To mitigate that toll, Nanzer said teams probably will play multiple road matches in a row, for example playing all of the league’s Asia-based teams during the same road trip. Nanzer said the schedule wasn’t solid enough to know what the longest road trip could be, but he did say that teams on extended road trips could get a bye week following any lengthy time away from home.

Nanzer decline to provide a figure on what the travel will cost teams but said expenses would not range into the millions.

Given the large investments by team owners, Nanzer acknowledged that the league does feel some pressure to deliver results through the local model, but that the goal is for long-term growth rather than short-term success.

“Our teams recognize that we’re not trying to build something for five years,” he said. “We’re trying to build something that stands the test of time. . . . No one has any expectation that we’re selling out the Staples Center on 20 dates. That’s not the goal. The goal is to build this over time.”

The league held last year’s inaugural Grand Finals in Brooklyn’s Barclays Center, selling approximately 18,000 tickets over the two-day event.

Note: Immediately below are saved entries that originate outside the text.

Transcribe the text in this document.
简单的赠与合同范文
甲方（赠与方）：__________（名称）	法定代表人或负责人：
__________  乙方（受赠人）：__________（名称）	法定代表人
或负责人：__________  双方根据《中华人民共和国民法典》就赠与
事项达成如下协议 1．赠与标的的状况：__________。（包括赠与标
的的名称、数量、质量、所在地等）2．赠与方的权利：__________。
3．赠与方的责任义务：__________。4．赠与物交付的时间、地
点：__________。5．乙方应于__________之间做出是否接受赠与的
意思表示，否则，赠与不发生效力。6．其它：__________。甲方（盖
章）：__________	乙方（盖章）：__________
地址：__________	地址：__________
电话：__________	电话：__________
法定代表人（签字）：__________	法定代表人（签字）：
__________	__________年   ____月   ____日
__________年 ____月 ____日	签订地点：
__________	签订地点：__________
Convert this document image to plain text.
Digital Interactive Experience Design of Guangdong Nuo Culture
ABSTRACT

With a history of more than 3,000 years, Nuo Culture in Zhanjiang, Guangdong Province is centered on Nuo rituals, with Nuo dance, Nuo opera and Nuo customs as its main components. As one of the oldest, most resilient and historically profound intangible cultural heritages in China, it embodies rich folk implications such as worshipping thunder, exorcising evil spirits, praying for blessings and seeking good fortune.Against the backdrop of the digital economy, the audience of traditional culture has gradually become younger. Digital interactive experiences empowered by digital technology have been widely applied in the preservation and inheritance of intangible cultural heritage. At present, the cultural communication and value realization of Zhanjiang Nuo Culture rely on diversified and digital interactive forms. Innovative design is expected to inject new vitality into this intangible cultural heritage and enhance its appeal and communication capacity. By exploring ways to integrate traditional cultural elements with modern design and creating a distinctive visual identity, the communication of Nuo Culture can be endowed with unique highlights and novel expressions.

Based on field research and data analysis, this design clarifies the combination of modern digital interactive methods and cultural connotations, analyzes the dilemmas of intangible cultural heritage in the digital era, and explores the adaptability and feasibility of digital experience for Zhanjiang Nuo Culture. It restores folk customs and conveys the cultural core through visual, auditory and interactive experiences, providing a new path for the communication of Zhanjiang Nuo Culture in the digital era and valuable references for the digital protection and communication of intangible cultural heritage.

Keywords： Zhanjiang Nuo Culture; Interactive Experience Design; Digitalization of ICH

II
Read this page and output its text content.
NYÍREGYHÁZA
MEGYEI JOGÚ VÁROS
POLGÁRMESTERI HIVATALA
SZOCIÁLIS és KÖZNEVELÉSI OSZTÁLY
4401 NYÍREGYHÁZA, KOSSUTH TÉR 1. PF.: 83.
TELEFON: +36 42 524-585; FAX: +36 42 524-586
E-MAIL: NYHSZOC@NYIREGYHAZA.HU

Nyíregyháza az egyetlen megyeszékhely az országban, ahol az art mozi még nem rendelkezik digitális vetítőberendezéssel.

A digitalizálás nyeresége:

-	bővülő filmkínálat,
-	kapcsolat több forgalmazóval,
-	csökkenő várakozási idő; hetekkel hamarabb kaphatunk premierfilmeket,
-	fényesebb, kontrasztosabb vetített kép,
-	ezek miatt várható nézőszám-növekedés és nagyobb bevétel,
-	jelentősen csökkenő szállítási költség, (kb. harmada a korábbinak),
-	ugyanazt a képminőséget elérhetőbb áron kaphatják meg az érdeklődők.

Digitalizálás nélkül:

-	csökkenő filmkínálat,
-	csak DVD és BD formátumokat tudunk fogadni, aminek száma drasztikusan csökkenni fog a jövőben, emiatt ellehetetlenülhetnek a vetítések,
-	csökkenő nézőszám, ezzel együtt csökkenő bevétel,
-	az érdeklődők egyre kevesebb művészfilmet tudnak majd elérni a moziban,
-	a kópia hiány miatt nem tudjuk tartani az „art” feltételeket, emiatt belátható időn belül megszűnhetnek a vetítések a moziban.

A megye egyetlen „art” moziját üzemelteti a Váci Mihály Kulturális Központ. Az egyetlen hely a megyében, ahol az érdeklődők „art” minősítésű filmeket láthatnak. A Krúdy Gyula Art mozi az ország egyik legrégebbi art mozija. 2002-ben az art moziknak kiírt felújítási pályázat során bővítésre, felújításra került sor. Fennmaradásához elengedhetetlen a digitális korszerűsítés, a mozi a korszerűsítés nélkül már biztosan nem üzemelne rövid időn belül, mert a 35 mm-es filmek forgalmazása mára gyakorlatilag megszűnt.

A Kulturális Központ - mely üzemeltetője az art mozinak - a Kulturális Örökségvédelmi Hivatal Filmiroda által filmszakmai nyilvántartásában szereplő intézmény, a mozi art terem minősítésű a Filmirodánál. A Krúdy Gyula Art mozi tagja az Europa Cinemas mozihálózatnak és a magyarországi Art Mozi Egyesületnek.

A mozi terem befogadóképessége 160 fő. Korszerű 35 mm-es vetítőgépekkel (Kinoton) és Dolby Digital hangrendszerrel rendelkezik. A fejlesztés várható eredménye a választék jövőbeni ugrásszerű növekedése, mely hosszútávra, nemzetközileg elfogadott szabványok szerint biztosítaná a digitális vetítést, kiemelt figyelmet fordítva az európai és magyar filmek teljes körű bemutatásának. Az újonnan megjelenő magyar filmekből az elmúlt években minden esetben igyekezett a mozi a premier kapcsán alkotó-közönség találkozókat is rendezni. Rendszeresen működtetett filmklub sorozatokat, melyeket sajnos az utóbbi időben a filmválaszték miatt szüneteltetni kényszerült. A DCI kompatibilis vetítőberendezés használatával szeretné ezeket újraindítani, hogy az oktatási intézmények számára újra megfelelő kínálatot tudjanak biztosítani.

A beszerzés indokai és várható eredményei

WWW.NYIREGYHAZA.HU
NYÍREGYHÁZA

With a start date in place, the teams must find suitable facilities to serve as their home venues. Several cities, including the District (home to the Washington Justice), Dallas and Orlando, have recently opened esports-specific arenas that could provide the desired combination of technological infrastructure and seating capacity. No team has announced a home venue.

The OWL will provide a small dose of its home-game dynamic during its 2019 season. The first of the so-called “homestand weekend” matches is slated for the Dallas area April 27-28 at Allen Event Center, which has a capacity of 7,000. Events also will be held this year in Atlanta and Los Angeles. Tickets for the Dallas event start at $35.

Pachter said he believes the challenge facing the OWL extends beyond resonating in its assigned markets, particularly regarding acquiring new fans.

“It’s far from clear that the OWL model works,” Pachter said. “The ‘payoff’ for the owners is to drive huge audiences, and the game is behind a paywall [retailing for around $40], so it will be hard to get a gigantic fan base.

“I think it’s a complicated endeavor for viewers even if they play, but it’s impossible to follow if the viewer hasn’t played the game. I think that OWL viewing is similar to golf: If you play, it makes sense to you. If you don’t, it’s a snooze to watch.”